Designing Databases for Historical Research
F. Problems facing the historian
This section of the Handbook is in some ways the most crucial, as it addresses a range of issues that affect the historian in particular during the course of designing their database. Most of these issues arise through the variability and ambiguity that inevitably accompanies the information present in historical sources, and which is not something which non-historical database creators encounter: usually these latter will know precisely what kind of information they will have, and can therefore comfortably predict how the database will need to be structured to make best use of it. Historians will not be able to predict the nature of their information so confidently, even if they know their sources intimately, as there will almost always be instances where the sources confound them – be it through extra information cropping up in the material which appears to be beyond the scope of the source, or through missing or illegible text, or through marginalia, deletions and so on.
This variability or ambiguity in the type and shape of information within the sources, (whilst one of the more exciting aspects of historical research), is not the only occasion where the materials and practices of the historian create difficulties when a database is brought into the equation. Chronology, topography, geography, orthography, and a range of other historical contexts introduce an element of ‘fuzziness’ into the data, and fuzziness is anathema to the strictures of the relational database model. The irregularity of historical information must be managed through the design of the database in such a way as to maintain a balance between keeping the detail and richness of the source to the extent required by the project, whilst at the same time applying enough standardising and reshaping of the information to allow the database tools to operate with maximum efficiency and flexibility.

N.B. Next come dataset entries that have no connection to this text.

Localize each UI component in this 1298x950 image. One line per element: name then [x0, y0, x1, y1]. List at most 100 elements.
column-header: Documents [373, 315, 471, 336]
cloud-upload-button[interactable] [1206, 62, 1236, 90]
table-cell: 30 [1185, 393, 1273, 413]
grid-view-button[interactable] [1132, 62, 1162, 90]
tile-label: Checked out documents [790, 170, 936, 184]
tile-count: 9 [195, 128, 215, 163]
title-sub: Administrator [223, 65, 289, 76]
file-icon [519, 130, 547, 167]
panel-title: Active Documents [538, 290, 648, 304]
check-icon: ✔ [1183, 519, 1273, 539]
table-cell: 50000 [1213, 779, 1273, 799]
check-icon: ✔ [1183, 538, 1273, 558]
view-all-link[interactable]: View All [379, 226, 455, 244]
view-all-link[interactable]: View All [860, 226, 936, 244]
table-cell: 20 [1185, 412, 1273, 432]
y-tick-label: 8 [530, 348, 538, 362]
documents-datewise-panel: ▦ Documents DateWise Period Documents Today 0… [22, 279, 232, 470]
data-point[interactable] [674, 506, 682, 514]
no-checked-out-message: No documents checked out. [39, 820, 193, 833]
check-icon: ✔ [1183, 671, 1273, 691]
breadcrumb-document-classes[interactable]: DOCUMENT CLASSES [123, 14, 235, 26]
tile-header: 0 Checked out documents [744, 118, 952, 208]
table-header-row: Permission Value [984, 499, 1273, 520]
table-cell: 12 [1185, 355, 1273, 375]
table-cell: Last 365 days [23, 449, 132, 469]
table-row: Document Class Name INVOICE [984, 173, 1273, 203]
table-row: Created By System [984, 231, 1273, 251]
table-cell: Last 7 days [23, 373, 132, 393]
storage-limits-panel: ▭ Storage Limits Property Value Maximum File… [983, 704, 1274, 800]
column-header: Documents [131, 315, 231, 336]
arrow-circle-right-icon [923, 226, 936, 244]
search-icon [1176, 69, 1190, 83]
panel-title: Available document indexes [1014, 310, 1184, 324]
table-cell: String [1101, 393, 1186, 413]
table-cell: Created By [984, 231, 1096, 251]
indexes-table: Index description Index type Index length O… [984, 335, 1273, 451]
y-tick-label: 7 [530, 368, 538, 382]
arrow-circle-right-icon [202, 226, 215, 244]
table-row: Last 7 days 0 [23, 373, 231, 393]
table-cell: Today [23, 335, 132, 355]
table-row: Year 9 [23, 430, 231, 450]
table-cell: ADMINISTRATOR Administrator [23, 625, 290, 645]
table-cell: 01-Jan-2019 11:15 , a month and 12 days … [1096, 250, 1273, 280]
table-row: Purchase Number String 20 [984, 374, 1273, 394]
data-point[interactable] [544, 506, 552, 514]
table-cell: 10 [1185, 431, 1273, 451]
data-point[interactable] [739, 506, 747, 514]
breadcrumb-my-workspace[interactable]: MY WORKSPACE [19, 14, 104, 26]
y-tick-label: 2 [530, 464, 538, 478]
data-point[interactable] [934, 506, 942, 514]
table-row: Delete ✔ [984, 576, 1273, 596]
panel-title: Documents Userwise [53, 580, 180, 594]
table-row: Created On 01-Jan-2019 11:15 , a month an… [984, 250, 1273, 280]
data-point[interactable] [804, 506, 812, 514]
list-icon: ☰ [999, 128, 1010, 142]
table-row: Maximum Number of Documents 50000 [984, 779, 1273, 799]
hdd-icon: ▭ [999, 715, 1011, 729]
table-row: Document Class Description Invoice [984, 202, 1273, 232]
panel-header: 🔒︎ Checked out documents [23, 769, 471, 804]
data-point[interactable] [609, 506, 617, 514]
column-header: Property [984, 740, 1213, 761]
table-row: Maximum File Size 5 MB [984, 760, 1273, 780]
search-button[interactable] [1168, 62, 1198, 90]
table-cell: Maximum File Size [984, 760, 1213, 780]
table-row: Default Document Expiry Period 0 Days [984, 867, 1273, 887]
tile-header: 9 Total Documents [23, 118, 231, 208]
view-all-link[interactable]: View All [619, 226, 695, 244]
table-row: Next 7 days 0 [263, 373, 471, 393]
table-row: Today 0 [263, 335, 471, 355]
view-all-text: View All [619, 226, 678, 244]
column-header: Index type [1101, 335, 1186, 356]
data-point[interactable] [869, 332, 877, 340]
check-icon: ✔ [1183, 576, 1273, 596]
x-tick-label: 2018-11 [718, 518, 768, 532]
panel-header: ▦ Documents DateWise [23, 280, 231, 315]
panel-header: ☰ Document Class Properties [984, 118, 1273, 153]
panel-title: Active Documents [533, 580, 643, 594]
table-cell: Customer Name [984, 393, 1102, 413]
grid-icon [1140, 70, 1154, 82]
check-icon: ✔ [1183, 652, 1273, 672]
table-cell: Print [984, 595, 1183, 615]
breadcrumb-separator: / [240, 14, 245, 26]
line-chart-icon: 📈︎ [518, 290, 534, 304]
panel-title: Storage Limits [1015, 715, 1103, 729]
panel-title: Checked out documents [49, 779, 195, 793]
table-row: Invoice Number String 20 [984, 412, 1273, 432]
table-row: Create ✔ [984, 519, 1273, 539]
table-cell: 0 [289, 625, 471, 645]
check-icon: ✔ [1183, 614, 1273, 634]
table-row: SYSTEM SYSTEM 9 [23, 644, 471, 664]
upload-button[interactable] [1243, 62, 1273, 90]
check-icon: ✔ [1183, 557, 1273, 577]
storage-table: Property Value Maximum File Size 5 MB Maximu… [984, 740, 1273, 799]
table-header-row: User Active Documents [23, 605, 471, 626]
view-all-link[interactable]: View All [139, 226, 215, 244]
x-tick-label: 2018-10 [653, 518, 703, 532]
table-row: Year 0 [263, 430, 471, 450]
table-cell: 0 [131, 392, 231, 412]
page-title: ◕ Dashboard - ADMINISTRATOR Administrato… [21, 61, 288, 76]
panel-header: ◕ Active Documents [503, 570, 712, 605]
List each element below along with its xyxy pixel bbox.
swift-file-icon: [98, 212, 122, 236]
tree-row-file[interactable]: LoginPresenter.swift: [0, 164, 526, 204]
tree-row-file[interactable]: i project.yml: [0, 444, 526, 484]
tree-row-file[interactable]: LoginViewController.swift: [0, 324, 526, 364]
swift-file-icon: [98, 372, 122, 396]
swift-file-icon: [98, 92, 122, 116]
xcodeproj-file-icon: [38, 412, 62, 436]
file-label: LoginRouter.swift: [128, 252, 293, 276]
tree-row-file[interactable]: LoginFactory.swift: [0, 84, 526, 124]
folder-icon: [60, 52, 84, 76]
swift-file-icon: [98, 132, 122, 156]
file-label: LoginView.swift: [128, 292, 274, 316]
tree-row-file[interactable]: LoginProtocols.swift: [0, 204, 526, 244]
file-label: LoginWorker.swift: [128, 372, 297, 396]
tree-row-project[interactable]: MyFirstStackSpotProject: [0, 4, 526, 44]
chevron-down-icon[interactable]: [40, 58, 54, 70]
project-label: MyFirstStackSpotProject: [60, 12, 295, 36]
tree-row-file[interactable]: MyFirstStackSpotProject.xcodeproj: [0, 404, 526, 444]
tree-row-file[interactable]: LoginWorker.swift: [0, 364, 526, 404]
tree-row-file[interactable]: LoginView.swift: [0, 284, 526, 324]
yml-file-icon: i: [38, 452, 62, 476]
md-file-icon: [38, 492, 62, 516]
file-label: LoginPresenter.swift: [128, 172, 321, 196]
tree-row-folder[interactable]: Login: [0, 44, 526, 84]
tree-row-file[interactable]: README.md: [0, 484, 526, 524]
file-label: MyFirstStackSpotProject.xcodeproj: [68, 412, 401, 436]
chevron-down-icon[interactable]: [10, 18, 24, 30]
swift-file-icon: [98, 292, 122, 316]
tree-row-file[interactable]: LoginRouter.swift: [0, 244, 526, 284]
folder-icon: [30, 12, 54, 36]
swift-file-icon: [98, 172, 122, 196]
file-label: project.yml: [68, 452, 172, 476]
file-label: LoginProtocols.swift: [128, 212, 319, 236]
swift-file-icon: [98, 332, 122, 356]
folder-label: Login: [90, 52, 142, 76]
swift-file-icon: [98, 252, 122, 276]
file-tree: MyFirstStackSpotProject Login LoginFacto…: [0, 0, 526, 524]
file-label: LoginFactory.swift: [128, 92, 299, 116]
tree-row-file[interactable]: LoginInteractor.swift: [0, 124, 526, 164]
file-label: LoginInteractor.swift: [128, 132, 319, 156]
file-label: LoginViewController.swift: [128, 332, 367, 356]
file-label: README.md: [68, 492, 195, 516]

At the root of most of these ‘interfacing’ problems is the fact that databases do not ascribe meaning to any piece of information you enter into it. The database does not recognise words or numbers or dates: when you enter data into a table, all the database understands is that a field contains a value which consists of a collection of characters organised in a particular order (something that is known as a ‘string’). When two strings are identical, such as might occur with the values appearing in the Surname field of a ‘Person’ table across two records, then the database understands that these two pieces of data are the same and have the same meaning. If two strings are not identical, then the database does not recognise them as meaning the same – even if to the historian it is clear that ‘Jno’, ‘John’ and ‘Johan~’ are all ways of representing the same piece of information.
For example (image F1i), when running a query in a database containing the names of members of a London Livery Company from the sixteenth to twentieth centuries, one would be able to search for everyone named John Smith:
F1i – Query results of a search for individuals called John Smith (using standardised form of name)
As we see, there are 275 individuals called John Smith in the database. We only know this, however, because we chose to run the query using criteria in Sname field – the fields which contain the surname of individuals – and the StdFname field – the field which contains the standardised version of the forename. If we ran the same query using the criteria “John” and “Smith” using the non-standardised version of the forename (in the field Fname), we would retrieve a smaller number of records:
F1ii – Query results of a search for individuals called John Smith (using non-standardised form of name)
This time only 169 records are retrieved. The difference between the two sets of results arises from the variant spelling of the forename ‘John’ (which can be seen in the first image). When searched for ‘John’ in the standardised field, everyone called John had the same value; when we searched in the non-standardised field where the original spelling of the name had been entered, the record for anyone whose name was not spelt exactly as “JOHN” was missed by the query. Whilst the historian knows that all the variant spellings in effect mean the same thing, the database cannot recognise this so long as the strings are not identical. Thus, in order for our queries and analyses to be performed accurately by the database, we have to make sure that data which means the same thing can be identified by the database as meaning the same thing.
 The problem of non-identical strings not being recognised as meaning the same thing acting as an impediment to the running of queries can be mitigated to some extent through the use of various querying tools, but even then the problem can still lead to inaccurate query results.